Replacing jaw joint solved headaches, problems with eating and speech.
Curtis Lee Estep sat in a clinic room at Vanderbilt University Medical Center earlier this year, smiled and opened his mouth widely, as if taking a big yawn.
For the 56-year-old from Kingsport, Tennessee, simply being able to perform the motion is something he doesn’t take for granted.
For the better part of two decades, the municipal worker from the city in the easternmost stretch of Tennessee suffered with problems with his jaw after an accident, impacting his ability to eat a meal, drink a glass of water and even speak.
That changed last year when Estep became one of the first patients at VUMC to undergo a total replacement of the temporomandibular joint, or TMJ.

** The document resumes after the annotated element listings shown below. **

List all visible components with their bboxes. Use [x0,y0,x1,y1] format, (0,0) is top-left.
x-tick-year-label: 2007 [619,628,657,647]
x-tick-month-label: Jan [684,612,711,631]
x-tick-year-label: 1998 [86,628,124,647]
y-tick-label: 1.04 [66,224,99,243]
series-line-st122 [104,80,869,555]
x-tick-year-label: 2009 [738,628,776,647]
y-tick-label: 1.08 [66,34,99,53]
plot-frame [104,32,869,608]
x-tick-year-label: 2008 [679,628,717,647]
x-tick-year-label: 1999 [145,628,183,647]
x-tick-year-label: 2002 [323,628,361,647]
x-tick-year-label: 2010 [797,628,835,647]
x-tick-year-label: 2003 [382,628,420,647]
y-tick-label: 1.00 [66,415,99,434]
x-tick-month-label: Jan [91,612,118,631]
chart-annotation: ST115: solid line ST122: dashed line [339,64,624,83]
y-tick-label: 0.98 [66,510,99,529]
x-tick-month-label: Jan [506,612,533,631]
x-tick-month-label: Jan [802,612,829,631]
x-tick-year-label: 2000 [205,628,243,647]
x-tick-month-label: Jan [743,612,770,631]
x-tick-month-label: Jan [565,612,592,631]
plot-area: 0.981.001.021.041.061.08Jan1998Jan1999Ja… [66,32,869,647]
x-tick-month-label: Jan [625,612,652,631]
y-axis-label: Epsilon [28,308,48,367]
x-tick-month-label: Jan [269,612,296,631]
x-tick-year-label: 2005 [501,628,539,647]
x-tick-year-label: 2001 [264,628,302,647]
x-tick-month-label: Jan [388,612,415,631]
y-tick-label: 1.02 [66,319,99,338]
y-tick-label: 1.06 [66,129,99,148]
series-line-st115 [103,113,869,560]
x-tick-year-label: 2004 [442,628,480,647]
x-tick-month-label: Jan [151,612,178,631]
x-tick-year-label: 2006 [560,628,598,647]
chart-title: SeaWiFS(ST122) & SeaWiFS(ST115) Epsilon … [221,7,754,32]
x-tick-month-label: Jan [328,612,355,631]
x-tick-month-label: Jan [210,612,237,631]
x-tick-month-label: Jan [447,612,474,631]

The surgery performed by Luis Vega, DDS, associate professor of Oral and Maxillofacial Surgery, is unique to Tennessee and involves providing patients with a completely new artificial joint that takes the place of a damaged TMJ, much the same as a surgical hip replacement.
“It’s a life-changing surgery for the majority of patients,” Vega said.
The process involves performing a complete 3-D imaging of the jaw and recreating it in a life-size model. From that, pre-made joint replacements or, often, custom-made joints are ordered for each patient.
Numerous patients have undergone the procedure since Vega joined Vanderbilt in 2013.
Adult patients of all ages who suffer from pain and limited jaw movement are referred to his clinic. While most of the younger patients are considering jaw surgery for the first time, often the older patients have had earlier surgeries that didn’t work.
That was the case for Estep, whose joint problems began when he was in his mid-30s.
A jaw-cracking accident
One day he was walking down the hallway at his job at the Kingsport Recreation Department when a door flew open unexpectedly.
Two children chasing each other through the rec center pushed through the doorway just as Estep passed by. The force of the door slamming into the right side of Estep’s face fractured his jaw immediately.
That accident more than two decades ago left his jaw severely impaired, making it difficult to eat, drink and even talk.
“I took therapy for a year, and they told me it would heal up,” Estep said.
But his didn’t improve. Finally, his employer arranged to have him see an oral surgeon in Johnson City.
The surgeon performed a partial replacement that was designed to last just a few years.
“He forgot to tell me or anybody that they should come out after about five years,” Estep said. After a while, Estep started having problems — pain in his jaw and down into his neck and headaches.
He had other problems as well.
“I’d go to eat and I thought my mouth was open, but it wasn’t,” Estep said. “I pushed the food off the fork or spoon. I just knew something was wrong.”
A few years ago, a doctor checked the joint replacements with imaging and saw they were the problem.
“He said, ‘I don’t want to touch this. It’s a mess in there,’ ” Estep said.
That was shortly before he reached out to Vega. In 2014, the Kingsport man made the five-hour drive to Nashville on three occasions for procedures to help diagnose the extent of the problems, replace the joint and to correct alignment issues that had developed over the years.
“Since the surgery, I’ve had no pain in here,” Estep said, motioning to his jaw. “No headaches, no neck aches. I was dealing with that every day.”
Estep’s ability to go about his business doing normal things like eating and talking has also dramatically improved.
That’s a common outcome from the surgeries, which can take many hours to complete, Vega said.
The amount of time involved in performing the replacement is one reason why there are few medical providers offering this treatment.
“In some cases, you’re not just doing a TMJ replacement, but a total face reconstruction,” Vega said. “These are tough cases. These are cases for an academic medical institution.”
Improving function and form
Samuel McKenna, DDS, M.D., chair of the Department of Oral and Maxillofacial Surgery, said Vega’s services are valuable to a range of patients, particularly individuals with complex deformities.
“Through the application of virtual surgical planning and sound principles of corrective jaw surgery coupled with total joint replacement, Dr. Vega is able to provide predictable outcomes and stable results not heretofore possible with conventional surgical methods,” McKenna said.
The procedure is focused on reducing pain and improving function. But TMJ replacement also may result in a cosmetic improvement when done together with surgical correction of a skeletal facial deformity. Many such patients suffer from a receding jaw that drops back as the joint breaks down.
“You’re not doing it for cosmetic purposes, but the results are very nice because you’re putting things back where they need to be,” Vega said.
Estep can’t say often enough how pleased he is with the outcome.
“I’d recommend this to anybody,” Estep said. “It’s awesome. It’s made me feel 110 percent better.”
This story, by Josh Brown, an information officer for Vanderbilt University Medical Center, first appeared in the VUMC Reporter.